Digital Library of India: Download all that you can...
February 23, 2007 - 00:20 — hpn
[:http://dli.iiit.ac.in/|Digital Library of India] has been unveiled, but with a shocker of an interface. But not much can be expected out of a "Government of India" project, as they always manage to find just the right technologies (or people?) for their job (Why, e-governance in India is all ready to go Microsoft's way. When M$ boasts riches, we can all show our kids its logo and say that our government of poor people is one of their key customers).
They use TIFF format for image scans of thousands of books probably from libraries all over India. There are two petty interfaces which need you to download a software to be able to view. The software, in turn, needs to be registered to be able to use.
Last month, it was the [:http://ildc.gov.in/Kannada/kdownload.htm|disappointing set of tools] released by TDIL, and this month, the DLI. Not to mention, the projects are obviously worth a lot, but shabbily done. Idea seems to be right, but implementation has been terribly bad.
A Quick Script
To overcome the toil between interest for books on DLI (which otherwise are not easily available) and the irritation of shabby interface, I wrote a (shabby) script that batch downloads the TIFFs.
It is a quickly written script with pieces from here and there that has many stupid parts (which undoubtedly would be mine). But mainly it works, just like the projects I've been mentioning here. Serves right, in a way.
It needs you to paste URLs pointing to TIFF of starting page for each book, with the filename removed. Pretty clumsy, yes. But that was convenient for me, since I removed the frames from their web page while viewing, browsed through the list, and clicked on each to check the quality. Saves the irritation for the next many pages.
Ah, and you'll need to paste the URLs onto a file.
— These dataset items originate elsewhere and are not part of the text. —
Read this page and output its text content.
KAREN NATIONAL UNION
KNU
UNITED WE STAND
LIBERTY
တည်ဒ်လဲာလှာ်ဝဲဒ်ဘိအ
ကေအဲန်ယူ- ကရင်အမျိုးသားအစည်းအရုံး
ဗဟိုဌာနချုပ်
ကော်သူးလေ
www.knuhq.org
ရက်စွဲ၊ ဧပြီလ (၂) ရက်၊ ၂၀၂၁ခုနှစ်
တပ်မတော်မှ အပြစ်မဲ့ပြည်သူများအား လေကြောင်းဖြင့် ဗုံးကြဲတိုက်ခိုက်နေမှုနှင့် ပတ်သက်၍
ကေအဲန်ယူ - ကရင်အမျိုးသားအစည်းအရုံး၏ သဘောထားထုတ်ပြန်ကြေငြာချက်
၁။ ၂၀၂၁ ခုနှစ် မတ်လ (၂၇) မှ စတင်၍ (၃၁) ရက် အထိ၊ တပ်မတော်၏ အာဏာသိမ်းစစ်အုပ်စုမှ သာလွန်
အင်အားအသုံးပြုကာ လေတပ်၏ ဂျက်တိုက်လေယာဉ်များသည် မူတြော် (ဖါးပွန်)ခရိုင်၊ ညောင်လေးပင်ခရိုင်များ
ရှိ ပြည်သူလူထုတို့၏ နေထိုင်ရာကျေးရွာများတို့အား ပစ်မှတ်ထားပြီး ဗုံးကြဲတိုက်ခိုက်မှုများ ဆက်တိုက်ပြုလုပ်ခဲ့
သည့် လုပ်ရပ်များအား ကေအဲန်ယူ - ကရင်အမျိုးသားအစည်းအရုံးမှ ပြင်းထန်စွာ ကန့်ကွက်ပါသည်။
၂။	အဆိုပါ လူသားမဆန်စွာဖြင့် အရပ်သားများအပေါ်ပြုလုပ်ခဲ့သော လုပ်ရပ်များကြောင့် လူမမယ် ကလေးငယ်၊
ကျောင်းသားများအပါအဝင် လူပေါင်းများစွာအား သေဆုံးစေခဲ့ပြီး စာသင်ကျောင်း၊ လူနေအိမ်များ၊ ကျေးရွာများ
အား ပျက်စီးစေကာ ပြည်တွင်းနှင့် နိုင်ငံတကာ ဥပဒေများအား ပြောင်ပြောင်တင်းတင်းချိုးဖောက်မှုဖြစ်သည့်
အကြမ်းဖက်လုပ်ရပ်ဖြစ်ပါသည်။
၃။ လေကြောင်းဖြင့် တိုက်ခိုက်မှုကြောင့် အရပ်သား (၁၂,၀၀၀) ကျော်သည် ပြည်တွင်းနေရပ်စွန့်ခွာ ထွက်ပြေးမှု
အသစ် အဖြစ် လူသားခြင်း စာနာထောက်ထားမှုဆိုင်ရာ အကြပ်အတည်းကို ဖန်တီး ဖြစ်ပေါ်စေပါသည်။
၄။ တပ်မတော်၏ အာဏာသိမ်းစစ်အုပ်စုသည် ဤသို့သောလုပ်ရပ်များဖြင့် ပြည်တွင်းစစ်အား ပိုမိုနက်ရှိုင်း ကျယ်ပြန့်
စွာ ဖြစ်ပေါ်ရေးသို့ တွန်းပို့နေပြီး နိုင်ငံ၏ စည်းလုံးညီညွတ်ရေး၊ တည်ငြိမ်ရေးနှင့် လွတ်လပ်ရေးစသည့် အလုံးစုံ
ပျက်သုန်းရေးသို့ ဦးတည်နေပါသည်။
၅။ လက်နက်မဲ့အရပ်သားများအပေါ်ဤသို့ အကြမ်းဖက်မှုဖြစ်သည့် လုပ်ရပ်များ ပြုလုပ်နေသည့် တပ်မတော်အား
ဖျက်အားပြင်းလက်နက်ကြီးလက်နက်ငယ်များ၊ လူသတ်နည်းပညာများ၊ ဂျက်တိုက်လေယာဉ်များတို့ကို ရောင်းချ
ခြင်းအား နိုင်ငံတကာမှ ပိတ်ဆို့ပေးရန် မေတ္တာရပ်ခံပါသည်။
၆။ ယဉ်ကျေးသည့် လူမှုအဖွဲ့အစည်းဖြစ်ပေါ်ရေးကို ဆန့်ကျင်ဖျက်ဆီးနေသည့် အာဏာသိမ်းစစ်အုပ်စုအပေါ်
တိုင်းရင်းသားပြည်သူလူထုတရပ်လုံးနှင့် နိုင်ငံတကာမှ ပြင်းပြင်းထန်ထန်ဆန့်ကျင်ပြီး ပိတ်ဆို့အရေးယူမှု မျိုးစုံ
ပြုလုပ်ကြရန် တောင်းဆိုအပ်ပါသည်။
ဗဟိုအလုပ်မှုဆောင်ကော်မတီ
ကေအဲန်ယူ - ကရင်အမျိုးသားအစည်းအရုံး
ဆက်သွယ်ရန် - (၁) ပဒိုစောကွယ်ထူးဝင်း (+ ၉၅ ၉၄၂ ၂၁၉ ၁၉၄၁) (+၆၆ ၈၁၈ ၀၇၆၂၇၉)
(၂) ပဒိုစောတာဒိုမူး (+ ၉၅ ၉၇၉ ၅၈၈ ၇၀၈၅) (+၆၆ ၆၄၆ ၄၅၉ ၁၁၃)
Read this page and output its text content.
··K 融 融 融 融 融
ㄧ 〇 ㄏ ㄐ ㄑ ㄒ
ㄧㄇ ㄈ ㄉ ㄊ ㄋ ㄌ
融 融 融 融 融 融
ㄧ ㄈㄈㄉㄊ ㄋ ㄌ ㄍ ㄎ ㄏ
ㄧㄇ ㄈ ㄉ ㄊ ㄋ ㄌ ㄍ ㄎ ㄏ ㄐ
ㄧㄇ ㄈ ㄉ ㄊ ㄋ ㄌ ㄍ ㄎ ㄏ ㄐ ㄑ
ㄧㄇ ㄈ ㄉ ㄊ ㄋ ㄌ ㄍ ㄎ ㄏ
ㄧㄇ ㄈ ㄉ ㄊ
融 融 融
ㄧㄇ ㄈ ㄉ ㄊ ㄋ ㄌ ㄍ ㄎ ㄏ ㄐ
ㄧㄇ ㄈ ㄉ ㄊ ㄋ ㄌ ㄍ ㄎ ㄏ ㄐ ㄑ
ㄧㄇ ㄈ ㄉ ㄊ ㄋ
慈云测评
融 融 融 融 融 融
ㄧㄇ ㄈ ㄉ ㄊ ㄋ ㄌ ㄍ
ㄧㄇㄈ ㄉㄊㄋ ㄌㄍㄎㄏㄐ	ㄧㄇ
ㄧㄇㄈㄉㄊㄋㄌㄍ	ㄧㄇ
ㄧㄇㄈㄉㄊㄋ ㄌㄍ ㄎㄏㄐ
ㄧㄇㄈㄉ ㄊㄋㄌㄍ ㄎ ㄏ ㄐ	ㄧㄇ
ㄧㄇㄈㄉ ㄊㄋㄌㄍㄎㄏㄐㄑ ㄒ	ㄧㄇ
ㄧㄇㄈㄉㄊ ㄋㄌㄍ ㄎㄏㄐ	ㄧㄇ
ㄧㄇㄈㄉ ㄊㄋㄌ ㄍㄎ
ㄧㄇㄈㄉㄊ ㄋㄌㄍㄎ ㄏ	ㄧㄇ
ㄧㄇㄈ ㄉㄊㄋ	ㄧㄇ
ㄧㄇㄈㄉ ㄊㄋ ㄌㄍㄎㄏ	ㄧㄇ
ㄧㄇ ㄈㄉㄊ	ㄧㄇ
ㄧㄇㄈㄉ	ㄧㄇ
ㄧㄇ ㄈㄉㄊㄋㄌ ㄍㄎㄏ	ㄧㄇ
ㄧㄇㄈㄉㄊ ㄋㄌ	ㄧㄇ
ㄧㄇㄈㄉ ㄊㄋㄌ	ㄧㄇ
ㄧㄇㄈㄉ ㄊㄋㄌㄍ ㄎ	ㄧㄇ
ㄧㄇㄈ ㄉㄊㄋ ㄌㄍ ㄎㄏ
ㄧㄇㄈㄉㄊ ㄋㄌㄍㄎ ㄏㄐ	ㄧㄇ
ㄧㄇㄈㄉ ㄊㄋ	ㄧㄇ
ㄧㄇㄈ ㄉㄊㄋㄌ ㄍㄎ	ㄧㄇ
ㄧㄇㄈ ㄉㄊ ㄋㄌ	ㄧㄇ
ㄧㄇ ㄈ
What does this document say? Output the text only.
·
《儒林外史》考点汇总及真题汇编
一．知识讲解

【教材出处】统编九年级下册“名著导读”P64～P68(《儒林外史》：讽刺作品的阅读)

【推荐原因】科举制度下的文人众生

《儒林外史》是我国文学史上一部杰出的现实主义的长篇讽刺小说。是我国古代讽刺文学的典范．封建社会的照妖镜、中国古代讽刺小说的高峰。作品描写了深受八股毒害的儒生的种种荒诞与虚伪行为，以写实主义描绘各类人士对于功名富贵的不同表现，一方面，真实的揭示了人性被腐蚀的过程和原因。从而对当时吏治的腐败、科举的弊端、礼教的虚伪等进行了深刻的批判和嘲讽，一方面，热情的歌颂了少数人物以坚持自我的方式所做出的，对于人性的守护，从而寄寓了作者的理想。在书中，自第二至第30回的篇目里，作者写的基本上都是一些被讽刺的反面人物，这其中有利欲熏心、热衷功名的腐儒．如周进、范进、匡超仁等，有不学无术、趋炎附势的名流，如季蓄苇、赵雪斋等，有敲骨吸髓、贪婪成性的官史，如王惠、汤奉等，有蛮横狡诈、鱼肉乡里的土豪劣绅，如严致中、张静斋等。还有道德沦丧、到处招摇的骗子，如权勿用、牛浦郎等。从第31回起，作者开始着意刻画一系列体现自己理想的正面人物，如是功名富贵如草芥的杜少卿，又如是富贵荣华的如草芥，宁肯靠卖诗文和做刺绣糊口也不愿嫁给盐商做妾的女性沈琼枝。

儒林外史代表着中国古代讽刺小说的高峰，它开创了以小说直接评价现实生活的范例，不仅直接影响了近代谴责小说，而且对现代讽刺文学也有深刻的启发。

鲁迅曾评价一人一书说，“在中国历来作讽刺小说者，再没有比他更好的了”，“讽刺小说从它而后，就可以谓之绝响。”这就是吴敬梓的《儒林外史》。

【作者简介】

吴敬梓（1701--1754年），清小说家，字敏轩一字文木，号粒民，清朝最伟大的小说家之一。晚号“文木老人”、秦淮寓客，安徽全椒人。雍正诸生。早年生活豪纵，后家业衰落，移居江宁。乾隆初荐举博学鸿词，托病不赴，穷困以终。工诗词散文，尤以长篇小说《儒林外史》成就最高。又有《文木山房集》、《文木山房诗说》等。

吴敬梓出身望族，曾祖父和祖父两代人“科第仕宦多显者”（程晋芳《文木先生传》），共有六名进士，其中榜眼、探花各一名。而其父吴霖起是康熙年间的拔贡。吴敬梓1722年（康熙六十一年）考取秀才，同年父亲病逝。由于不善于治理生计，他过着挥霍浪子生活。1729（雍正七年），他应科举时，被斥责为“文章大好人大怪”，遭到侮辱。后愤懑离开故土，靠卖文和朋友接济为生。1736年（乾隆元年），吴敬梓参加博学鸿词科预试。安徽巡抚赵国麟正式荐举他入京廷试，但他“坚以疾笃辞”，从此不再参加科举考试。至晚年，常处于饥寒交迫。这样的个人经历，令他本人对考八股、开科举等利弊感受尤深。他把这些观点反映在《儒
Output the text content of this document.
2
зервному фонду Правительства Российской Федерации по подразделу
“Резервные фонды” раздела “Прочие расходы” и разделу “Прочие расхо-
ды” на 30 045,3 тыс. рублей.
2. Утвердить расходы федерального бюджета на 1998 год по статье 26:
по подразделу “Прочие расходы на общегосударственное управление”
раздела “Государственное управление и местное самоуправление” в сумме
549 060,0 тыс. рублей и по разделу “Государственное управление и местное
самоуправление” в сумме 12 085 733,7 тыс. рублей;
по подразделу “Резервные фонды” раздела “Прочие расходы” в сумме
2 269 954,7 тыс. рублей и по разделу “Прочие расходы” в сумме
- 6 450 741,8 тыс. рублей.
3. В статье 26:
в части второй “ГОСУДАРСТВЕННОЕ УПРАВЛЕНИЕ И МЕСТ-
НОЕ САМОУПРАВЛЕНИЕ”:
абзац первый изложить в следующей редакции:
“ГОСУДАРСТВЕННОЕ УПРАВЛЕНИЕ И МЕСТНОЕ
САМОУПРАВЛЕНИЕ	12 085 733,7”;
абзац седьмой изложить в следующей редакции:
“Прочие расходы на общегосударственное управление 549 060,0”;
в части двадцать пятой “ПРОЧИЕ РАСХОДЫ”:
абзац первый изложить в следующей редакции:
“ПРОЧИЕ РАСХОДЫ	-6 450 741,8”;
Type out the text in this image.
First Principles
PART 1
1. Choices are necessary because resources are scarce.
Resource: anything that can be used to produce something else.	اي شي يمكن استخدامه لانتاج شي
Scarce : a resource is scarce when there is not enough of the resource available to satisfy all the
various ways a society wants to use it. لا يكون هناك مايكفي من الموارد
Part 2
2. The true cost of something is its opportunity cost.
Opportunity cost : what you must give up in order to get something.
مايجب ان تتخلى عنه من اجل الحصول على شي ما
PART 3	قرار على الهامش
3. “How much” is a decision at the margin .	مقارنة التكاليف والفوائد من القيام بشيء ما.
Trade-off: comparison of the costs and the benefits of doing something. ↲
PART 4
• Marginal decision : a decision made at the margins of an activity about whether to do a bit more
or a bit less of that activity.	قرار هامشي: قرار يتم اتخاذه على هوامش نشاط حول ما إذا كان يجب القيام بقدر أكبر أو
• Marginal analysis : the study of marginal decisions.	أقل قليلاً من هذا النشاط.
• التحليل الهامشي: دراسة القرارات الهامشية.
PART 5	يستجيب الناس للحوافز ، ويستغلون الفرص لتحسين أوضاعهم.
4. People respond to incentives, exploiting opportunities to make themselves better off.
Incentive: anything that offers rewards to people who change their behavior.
For use on just a single book, it is easy to modify, anyway.
Try it, modify it and let me know if you improve it - 'cos I'm still downloading books from there. :)
#!/bin/sh
#Get your favourite book from DLI: Specify the start page and end page, and this script takes care of the rest.
#Caveat: you'll need to specify the base URL, though.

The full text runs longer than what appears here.